See if you’re a blacksmith in the world of Morrowwind, and you’re making yourself a dai-katana, you don’t stop with raw iron. If you were to cross your mere iron katana with a Hattori Hanzo, your blade’s getting cut in half. Hands down. Not only has Hanzo refined his blade from iron into steel, but he has folded that steel hundreds of times until it rings with strength. First he refines the iron in the fire, then he takes the steel and strengthens and sharpens it by hammer and anvil.
A wise guy once said, “as iron sharpens iron, so one man sharpens another.”
The battle between human conversation and Google searches falls under that wisdom.
Don’t get me wrong, interaction on the internet does contribute something unique to our lives, especially when you consider the power of public domain and open source. I even think Wikipedia holds value for many professional realms including academia. However, if I’m forced to chose between information for a given craft pasted on some random high-traffic web page and information digested by a human being that knows, cares, and has lasting experience in said craft, I will choose the personal interaction every time.
There’s this Neil Gaiman quote:
“Google can bring you back 100,000 answers, a librarian can bring you back the right one.”
Gaiman knows that professional authors and filmmakers use reference librarians all the time. Not only can reference librarians find you obscure texts through the interlibrary loan (the single most underused tool at your local library), they also know how to quickly find answers to ridiculous questions like “When did fairies first shrink and don dragonfly wings?” or “What are the best books on foraging for your supper?”

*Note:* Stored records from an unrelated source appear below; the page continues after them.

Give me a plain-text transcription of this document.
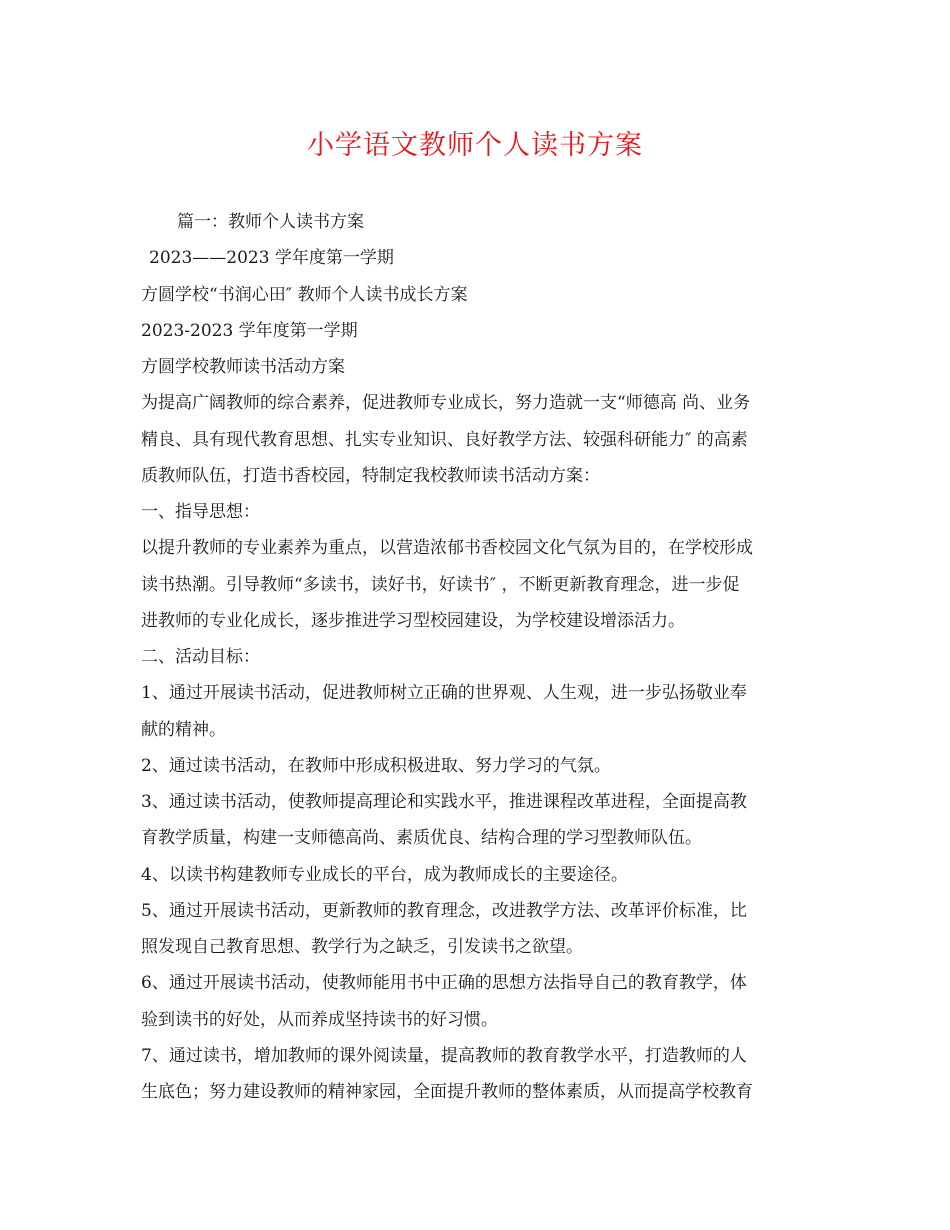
小学语文教师个人读书方案
篇一：教师个人读书方案
2023——2023 学年度第一学期
方圆学校“书润心田″ 教师个人读书成长方案
2023-2023 学年度第一学期
方圆学校教师读书活动方案
为提高广阔教师的综合素养，促进教师专业成长，努力造就一支“师德高 尚、业务
精良、具有现代教育思想、扎实专业知识、良好教学方法、较强科研能力″ 的高素
质教师队伍，打造书香校园，特制定我校教师读书活动方案：
一、指导思想：
以提升教师的专业素养为重点，以营造浓郁书香校园文化气氛为目的，在学校形成
读书热潮。引导教师“多读书，读好书，好读书″ ，不断更新教育理念，进一步促
进教师的专业化成长，逐步推进学习型校园建设，为学校建设增添活力。
二、活动目标：
1、通过开展读书活动，促进教师树立正确的世界观、人生观，进一步弘扬敬业奉
献的精神。
2、通过读书活动，在教师中形成积极进取、努力学习的气氛。
3、通过读书活动，使教师提高理论和实践水平，推进课程改革进程，全面提高教
育教学质量，构建一支师德高尚、素质优良、结构合理的学习型教师队伍。
4、以读书构建教师专业成长的平台，成为教师成长的主要途径。
5、通过开展读书活动，更新教师的教育理念，改进教学方法、改革评价标准，比
照发现自己教育思想、教学行为之缺乏，引发读书之欲望。
6、通过开展读书活动，使教师能用书中正确的思想方法指导自己的教育教学，体
验到读书的好处，从而养成坚持读书的好习惯。
7、通过读书，增加教师的课外阅读量，提高教师的教育教学水平，打造教师的人
生底色；努力建设教师的精神家园，全面提升教师的整体素质，从而提高学校教育
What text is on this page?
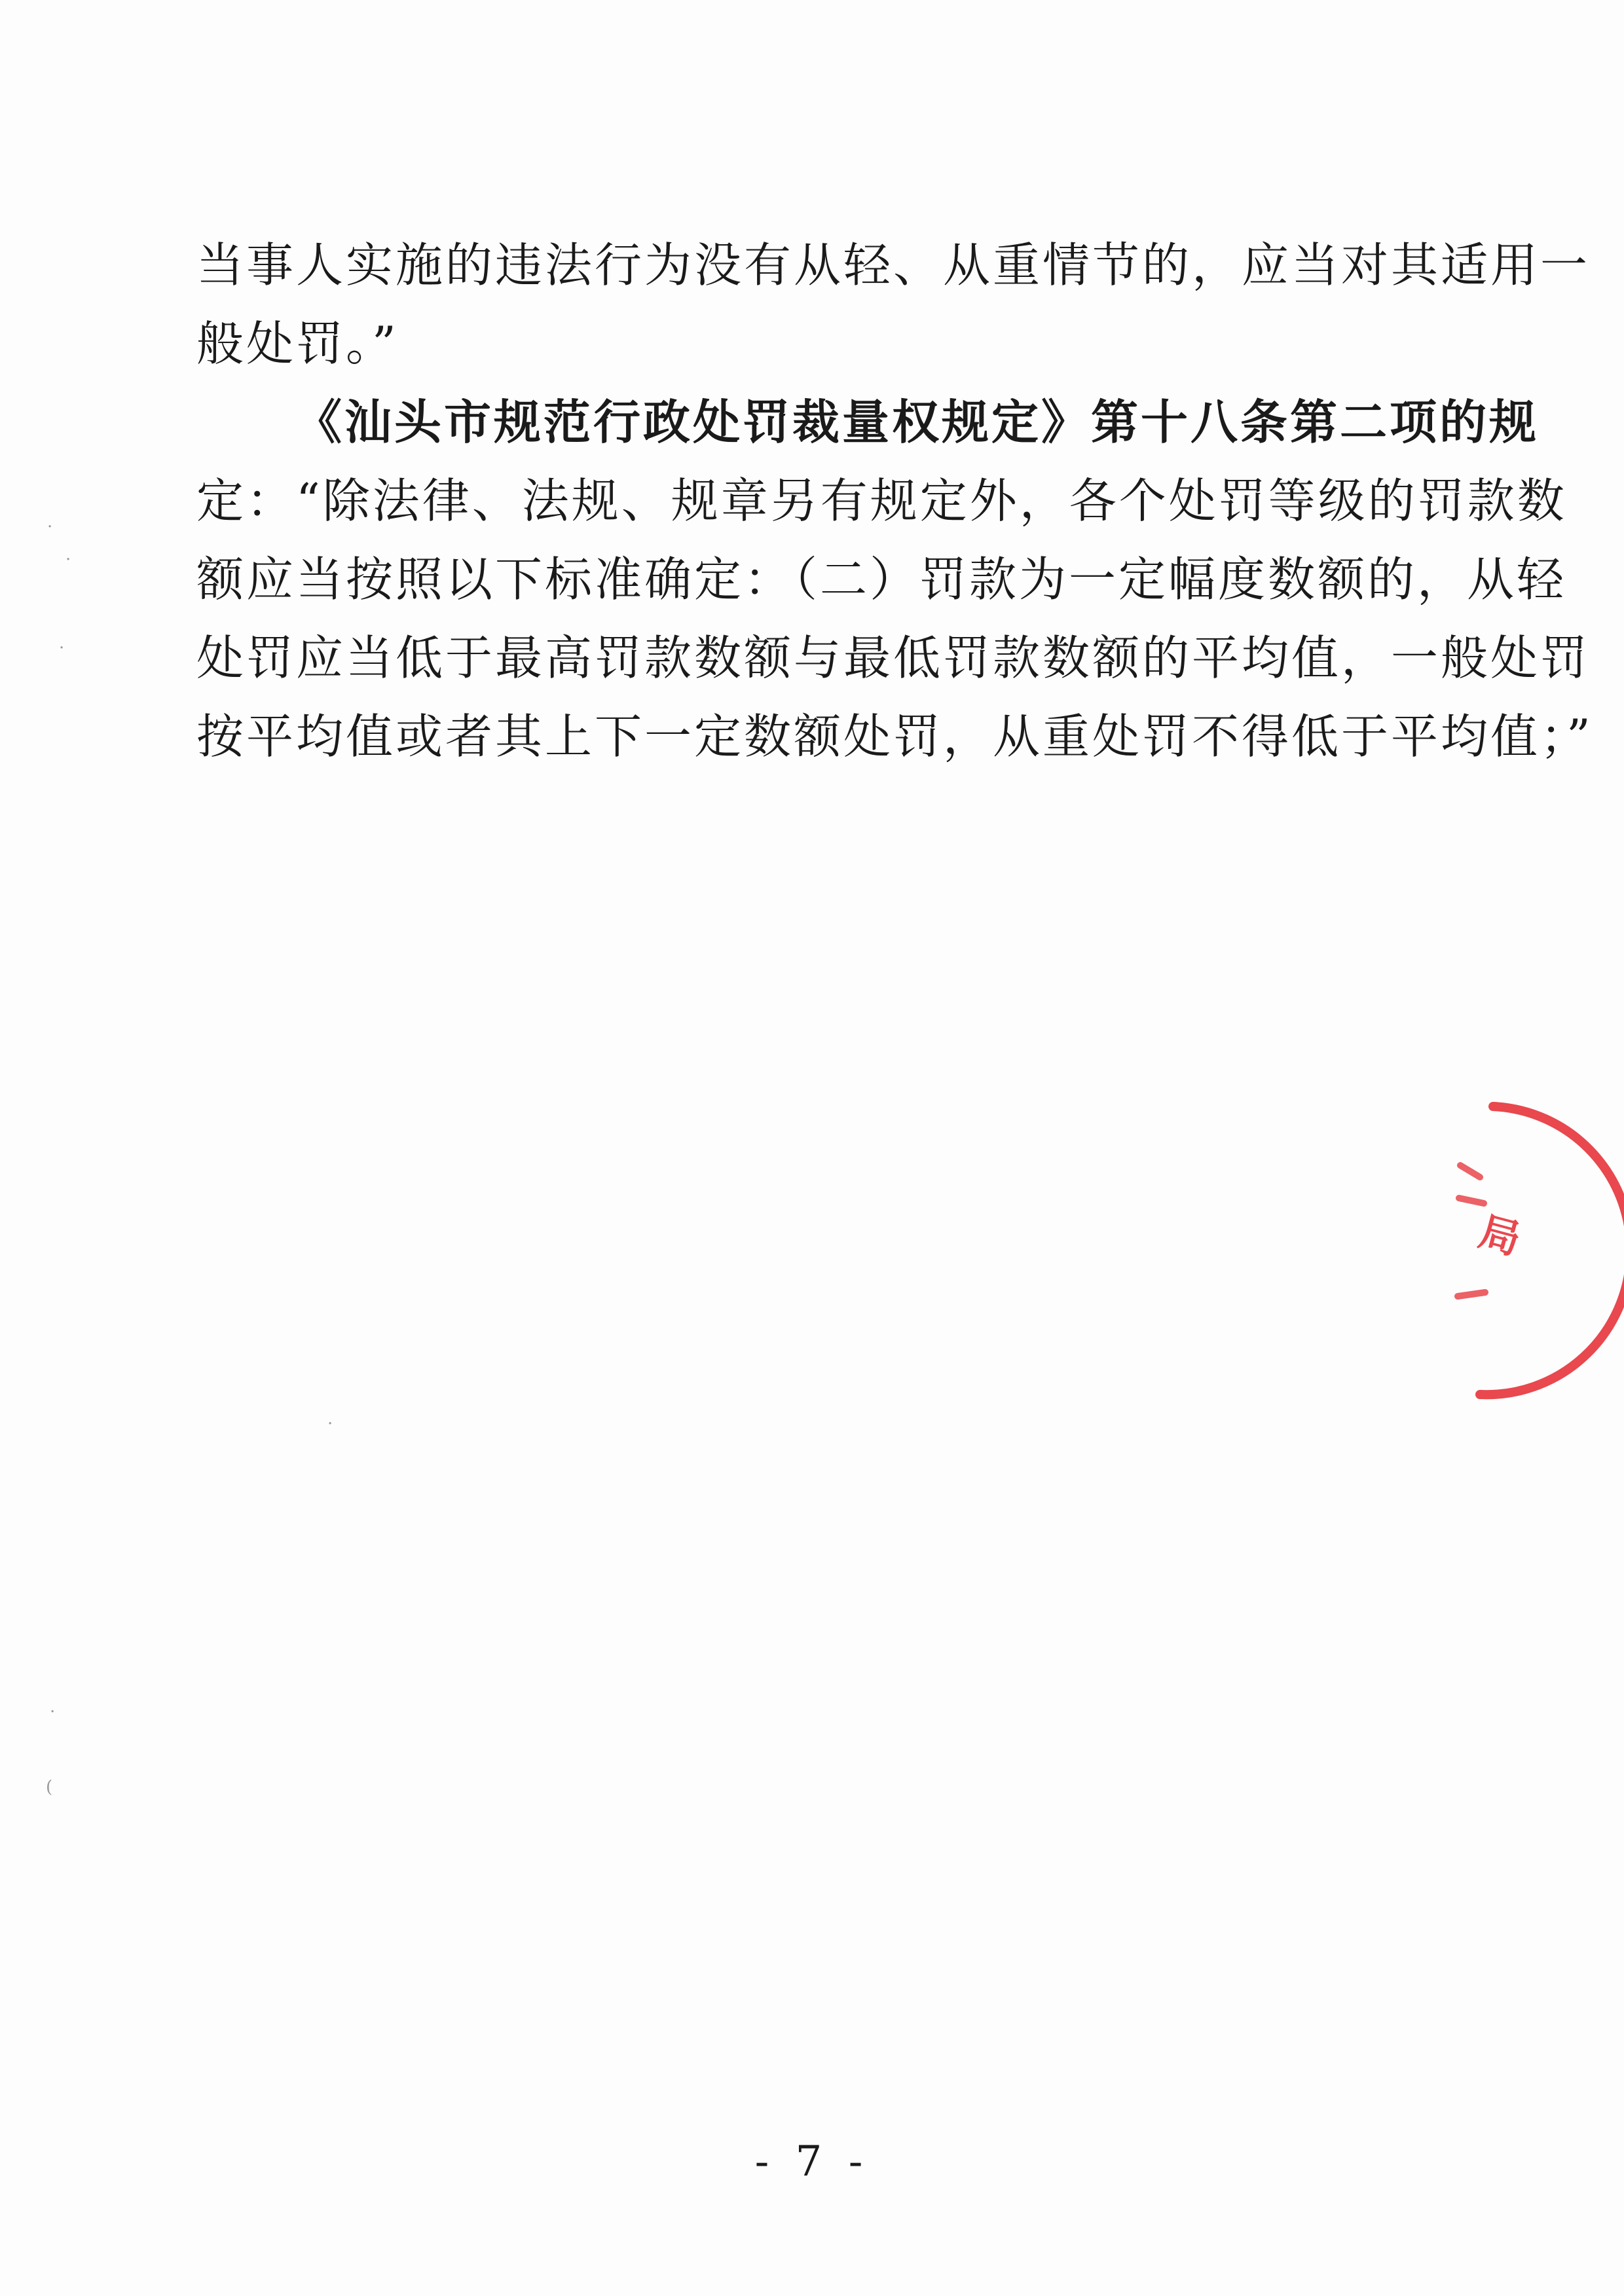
当事人实施的违法行为没有从轻、从重情节的，应当对其适用一
般处罚。”
《汕头市规范行政处罚裁量权规定》第十八条第二项的规
定：“除法律、法规、规章另有规定外，各个处罚等级的罚款数
额应当按照以下标准确定：（二）罚款为一定幅度数额的，从轻
处罚应当低于最高罚款数额与最低罚款数额的平均值，一般处罚
按平均值或者其上下一定数额处罚，从重处罚不得低于平均值；”
局
·
·
·
·
(
·
- 7 -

This goes tenfold for people who invest their lives in a specific craft, which is one more reason I don’t ask Google, but the experts. If I want to know about Medievalism, I’ll ask my Medievalist friend long before Google. If I want to know about Arabic, I’ll ask an Arab long before Google Translate. Are those tools useful? Yes, but only as introductions and supplements. The real goods comes not from the net, but the man.
I love Google as much as the next guy, but let’s be honest, it’s not like a search engine trumps a human. Attachment to your iPhone cannot compare to communion with your neighbor. One looks like addiction, the other like love. In fact, the former may very well be an addiction, as indicated by the new boom in smartphone rehab.
Like I said, Levi wasn’t implying all of that, he was just being funny. His joke, however, did me the courtesy of resurfacing that deeper problem — a gaping hole in the assumptions of our age: we think that the language of information trumps the language of intimacy. Google logs the metaphors and grammars that we have created. Poetry — the language of intimate relationships, of baby coos and weeping grandfathers, and, of course, prayer — does something different. She creates new grammars and metaphor.
To close, a story…
Monday night, I stayed up until two in the morning talking to a friend. I plugged in my phone thrice. In the middle of our epic catch-up, my friend started categorizing different types of geniuses and suddenly invented this brilliant word “meantness.” He used meantness to represent a person’s role in history and society. “Bilbo was meant to find the ring, Frodo, which also means that you were meant to find it.” Meantness was a beautiful word, a perfect word in the midst of our deep conversation, a word the both of us will use for years to come.
I just Googled “meantness” and came up empty-handed in the midst of 23,400,000 results.
“But Lance! That’s not even fair! It’s a made-up word between you and your friend!”